Latest Headlines
How to Build Exactly-Once CDC Pipelines for Open Lakehouses with Apache Flink, Kafka, and Iceberg
Olakunle Ebenezer Aribisala
As data systems grow increasingly complex, organizations want real-time analytics, low-latency reporting, and reliable batch processing, all on cost-effective object storage. One promising approach is building a Change Data Capture (CDC) pipeline that ensures exactly-once delivery from operational databases to an open lakehouse architecture. This article explores how Apache Flink, Kafka, and Iceberg work together to achieve that goal.
- Why Exactly-Once CDC Matters
Traditional pipelines often struggle with late events, failover scenarios, or rescaling, leading to duplicate records or missing data. For real-time analytics and reproducible batch processing, the system must guarantee one and only one committed write per logical database change, even in the face of failures.
Using Debezium for database change capture, Kafka for streaming transport, Flink for stateful processing, and Iceberg for table storage, it’s possible to create an end-to-end system that combines ACID guarantees, schema evolution, and real-time performance on object storage like S3 or GCS. - Handling Ordering, Deduplication, and Upserts
To preserve event ordering, Kafka partitions data by primary key (or a stable hash). Deduplication is handled using unique offsets emitted by Debezium and coordinated with Flink checkpoints to prevent re-committing the same event.
For updates, Iceberg tables rely on equality deletes followed by inserts to represent changes, while schema evolution ensures that new columns propagate automatically through the pipeline from Debezium to Kafka, into Flink, and finally to Iceberg, using field identifiers for compatibility. - Configuring Kafka and Debezium for CDC
The pipeline typically uses one Kafka topic per source table, configured with both compaction (keeping only the last event per key) and retention (preserving enough history for replays or backfills).
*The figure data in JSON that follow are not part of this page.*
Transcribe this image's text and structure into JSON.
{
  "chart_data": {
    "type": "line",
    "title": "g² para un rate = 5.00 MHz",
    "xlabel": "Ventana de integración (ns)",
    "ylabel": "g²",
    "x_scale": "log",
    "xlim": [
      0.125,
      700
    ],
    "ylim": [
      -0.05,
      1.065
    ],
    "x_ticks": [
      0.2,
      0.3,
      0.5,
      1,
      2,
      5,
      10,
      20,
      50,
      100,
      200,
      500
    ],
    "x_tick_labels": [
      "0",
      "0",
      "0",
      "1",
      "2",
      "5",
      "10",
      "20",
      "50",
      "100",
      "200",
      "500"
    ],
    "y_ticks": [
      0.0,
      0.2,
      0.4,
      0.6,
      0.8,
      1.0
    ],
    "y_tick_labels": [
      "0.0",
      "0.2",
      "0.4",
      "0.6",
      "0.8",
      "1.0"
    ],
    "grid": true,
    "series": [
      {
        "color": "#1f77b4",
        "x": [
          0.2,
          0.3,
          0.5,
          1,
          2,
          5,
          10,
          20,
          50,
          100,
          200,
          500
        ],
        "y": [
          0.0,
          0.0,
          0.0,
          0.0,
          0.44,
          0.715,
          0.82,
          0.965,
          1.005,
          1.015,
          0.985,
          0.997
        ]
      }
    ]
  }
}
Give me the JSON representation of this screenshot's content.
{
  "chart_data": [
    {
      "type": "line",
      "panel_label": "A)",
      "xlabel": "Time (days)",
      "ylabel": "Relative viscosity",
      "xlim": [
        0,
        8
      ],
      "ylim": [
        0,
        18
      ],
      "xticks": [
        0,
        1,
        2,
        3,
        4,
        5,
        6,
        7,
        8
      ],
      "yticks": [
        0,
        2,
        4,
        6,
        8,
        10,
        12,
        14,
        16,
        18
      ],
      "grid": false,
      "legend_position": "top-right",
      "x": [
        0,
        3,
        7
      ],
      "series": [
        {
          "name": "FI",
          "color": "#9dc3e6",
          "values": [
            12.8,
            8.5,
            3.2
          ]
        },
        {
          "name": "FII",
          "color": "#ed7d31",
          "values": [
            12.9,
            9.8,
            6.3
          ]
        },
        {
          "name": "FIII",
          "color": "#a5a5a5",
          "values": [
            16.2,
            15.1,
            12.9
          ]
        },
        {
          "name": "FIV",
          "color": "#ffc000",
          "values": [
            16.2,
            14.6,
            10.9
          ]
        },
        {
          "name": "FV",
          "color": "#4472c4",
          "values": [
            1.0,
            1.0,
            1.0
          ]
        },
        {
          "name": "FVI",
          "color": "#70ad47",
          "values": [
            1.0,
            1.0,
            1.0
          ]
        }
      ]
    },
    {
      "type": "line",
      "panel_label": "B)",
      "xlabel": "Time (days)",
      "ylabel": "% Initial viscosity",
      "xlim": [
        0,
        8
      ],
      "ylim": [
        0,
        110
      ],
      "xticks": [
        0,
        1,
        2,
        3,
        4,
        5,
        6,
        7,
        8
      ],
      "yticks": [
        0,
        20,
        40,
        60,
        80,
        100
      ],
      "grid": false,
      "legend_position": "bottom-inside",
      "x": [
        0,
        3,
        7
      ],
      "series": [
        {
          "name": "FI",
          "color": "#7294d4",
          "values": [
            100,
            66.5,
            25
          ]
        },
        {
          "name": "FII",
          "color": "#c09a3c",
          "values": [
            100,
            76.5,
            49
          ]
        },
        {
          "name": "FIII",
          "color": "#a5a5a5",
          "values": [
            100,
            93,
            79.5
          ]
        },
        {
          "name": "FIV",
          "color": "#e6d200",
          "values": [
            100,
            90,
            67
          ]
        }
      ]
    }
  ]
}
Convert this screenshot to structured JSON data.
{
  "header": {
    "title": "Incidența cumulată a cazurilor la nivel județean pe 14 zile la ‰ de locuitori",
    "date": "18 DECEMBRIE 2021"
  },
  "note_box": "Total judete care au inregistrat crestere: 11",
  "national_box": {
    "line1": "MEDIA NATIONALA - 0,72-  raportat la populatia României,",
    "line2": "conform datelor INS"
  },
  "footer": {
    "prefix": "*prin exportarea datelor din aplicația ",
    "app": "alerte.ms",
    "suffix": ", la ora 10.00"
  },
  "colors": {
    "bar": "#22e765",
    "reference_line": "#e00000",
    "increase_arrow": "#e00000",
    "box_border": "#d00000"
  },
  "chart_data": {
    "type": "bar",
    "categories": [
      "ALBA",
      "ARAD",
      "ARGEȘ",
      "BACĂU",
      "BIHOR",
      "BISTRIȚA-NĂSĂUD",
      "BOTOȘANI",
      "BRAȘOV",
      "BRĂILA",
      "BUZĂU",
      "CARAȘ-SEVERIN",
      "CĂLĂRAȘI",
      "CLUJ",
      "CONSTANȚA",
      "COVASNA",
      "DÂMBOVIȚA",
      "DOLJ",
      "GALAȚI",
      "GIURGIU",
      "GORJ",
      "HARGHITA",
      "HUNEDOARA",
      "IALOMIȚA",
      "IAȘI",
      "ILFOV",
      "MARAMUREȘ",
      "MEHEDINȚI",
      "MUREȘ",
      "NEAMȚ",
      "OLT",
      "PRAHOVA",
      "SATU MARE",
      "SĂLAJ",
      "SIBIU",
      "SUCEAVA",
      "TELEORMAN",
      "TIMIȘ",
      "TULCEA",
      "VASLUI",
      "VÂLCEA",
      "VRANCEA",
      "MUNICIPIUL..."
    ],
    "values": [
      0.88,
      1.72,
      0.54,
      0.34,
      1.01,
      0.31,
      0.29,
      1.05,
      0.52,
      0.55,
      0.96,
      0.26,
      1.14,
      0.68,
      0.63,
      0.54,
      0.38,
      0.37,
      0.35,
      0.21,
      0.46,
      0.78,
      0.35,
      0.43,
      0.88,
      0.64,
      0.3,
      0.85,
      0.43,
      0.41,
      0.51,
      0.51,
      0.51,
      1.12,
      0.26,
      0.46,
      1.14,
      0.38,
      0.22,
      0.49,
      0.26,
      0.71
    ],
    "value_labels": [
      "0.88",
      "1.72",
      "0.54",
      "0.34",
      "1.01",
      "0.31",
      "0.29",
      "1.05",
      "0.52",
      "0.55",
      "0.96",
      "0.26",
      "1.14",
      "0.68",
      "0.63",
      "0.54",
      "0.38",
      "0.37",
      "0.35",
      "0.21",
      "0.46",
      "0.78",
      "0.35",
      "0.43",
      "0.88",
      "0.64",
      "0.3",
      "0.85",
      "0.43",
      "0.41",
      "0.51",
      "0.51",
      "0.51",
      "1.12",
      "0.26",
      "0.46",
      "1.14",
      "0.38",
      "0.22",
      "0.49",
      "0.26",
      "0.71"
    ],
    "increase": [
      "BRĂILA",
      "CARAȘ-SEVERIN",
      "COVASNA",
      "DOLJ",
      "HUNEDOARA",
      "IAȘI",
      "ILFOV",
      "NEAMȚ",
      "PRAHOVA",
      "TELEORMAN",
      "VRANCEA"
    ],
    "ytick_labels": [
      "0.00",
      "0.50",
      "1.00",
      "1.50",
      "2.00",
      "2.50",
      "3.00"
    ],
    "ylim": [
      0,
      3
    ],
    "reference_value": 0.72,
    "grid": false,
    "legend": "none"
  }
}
Serialization formats like Avro or JSON carry essential metadata, including the operation type (create, update, delete, read), timestamps, and source offsets. Every event must have a well-defined key, and in cases where the source table lacks a natural primary key, a synthetic key is introduced for CDC correctness. - Using Flink for Event Time and State Management
Flink processes events based on event time rather than arrival time, using watermarks to handle late events while keeping state growth under control.
To ensure correctness, Flink reads only committed Kafka transactions using the read_committed isolation level. Checkpoints store source offsets, sink transaction IDs, and processing state atomically so that the system can recover without data loss or duplication after a failure. - Achieving Exactly-Once Guarantees End-to-End
The pipeline relies on three major components for exactly-once semantics:
Kafka Transactions ensure that only committed events are visible to consumers.
Flink Checkpoints capture consistent snapshots of the processing state, so recovery resumes from the last known good point.
Iceberg’s Two-Phase Commit writes data to a staging area first and atomically updates the table metadata only when the commit succeeds.
If a crash happens between pre-commit and commit, the unreferenced data files are safely garbage-collected, preventing duplicates in the final table.
- Testing for Failure Scenarios
To confirm the pipeline’s robustness, it’s critical to simulate real-world failures. This includes killing a Flink task during a commit, triggering network partitions, introducing backpressure, or restarting with new parallelism settings. Each scenario tests whether the pipeline preserves correctness without data duplication or key reordering. - The Result: Real-Time, Reliable Lakehouse Pipelines
By integrating Debezium, Kafka, Flink, and Iceberg, organisations can build vendor-neutral, real-time CDC pipelines with ACID guarantees on inexpensive object storage. The key lies in orchestrating transactions, checkpoints, and atomic commits correctly. Get these details right, and the system delivers reliable upserts, low-latency queries, and reproducible batch results at scale.